Eldredge is keen to return to Australia for a post pandemic return tour.
“I'll look at the calendar next year and see when we can get playing again and get back there as soon as I'm allowed to,” says Eldredge whose 2019 Australian tour included the Melbourne Forum with Californian Jon Pardi.
“I really enjoyed the energy of the shows in Australia - the people. And I loved the energy of the crowds – and how they loved to have a good time - as soon as someone gives me the green light I'm gonna be working my way back.”
It was almost a decade after he debuted on Nu Country in 2011 with a war song dating back to 1943.
He took viewers inside a nursing home in Raymond - poignant tale of a janitor mistaken by a patient with Alzheimer's for her deceased son, who was killed at war.
“Raymond was based on a guy who worked in a nursing home,” Eldredge recalled.
“He was the janitor in a nursing home - one of the patients had Alzheimers and mistook him for her son. It was a really emotional song. It was the first video I ever shot.

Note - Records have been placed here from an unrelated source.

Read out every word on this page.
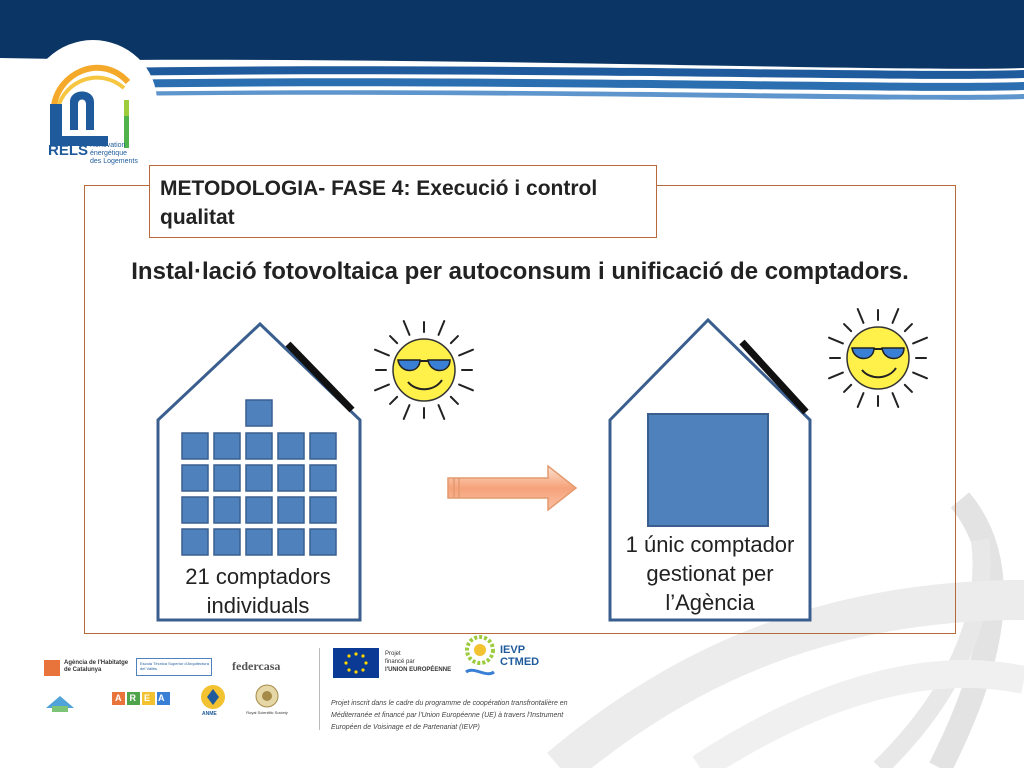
RELS Rénovation
énergétique
des Logements
METODOLOGIA- FASE 4: Execució i control qualitat
Instal·lació fotovoltaica per autoconsum i unificació de comptadors.
21 comptadors individuals
1 únic comptador gestionat per l’Agència
Agència de l'Habitatge de Catalunya
Escola Tècnica Superior d'Arquitectura del Vallès	federcasa
AREA
ANME	Royal Scientific Society
Projet
financé par
l'UNION EUROPÉENNE
IEVP
CTMED
Projet inscrit dans le cadre du programme de coopération transfrontalière en Méditerranée et financé par l'Union Européenne (UE) à travers l'Instrument Européen de Voisinage et de Partenariat (IEVP)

My grandmother had Alzheimers also.”
BACK TO SCHOOL VIDEO
“And they were watching the world through an open window/ trees lined up like dominoes/ this old car could find its own way home/ it's the ordinary things that mean so much/ that's where I learned it all, from them/ to fight, to love, to laugh again/ man, I thought we were only wasting time/ out on a Sunday drive.” - Sunday Drive - Barry George Dean-Don Mescall-Stephen Paul Robson
Eldredge later revealed the locale for his Gabrielle video - his old high school in Paris, Illinois. It followed him around places where he spent countless hours as a kid.
“We started the day filming this video in the basketball gym that my grandfather, father, brother and myself all played in and ended the day in an open field watching one of the best Midwest sunsets I'd ever seen,” Eldredge later revealed.
“It feels like I'm still there in that gym. I can almost hear the lights buzz as they warm up before turning on completely and smell the old wood of the gym floor.”
Brett hopes the video will inspire viewers to courageously pursue the passion, whatever the odds, and regardless of fear.
“I hope this song and the nostalgia we captured in the video inspires people to chase down opportunities your heart gives you, even if it might not work out in the end,” Eldredge explained.
“You'll be glad you never let fear hold you back.”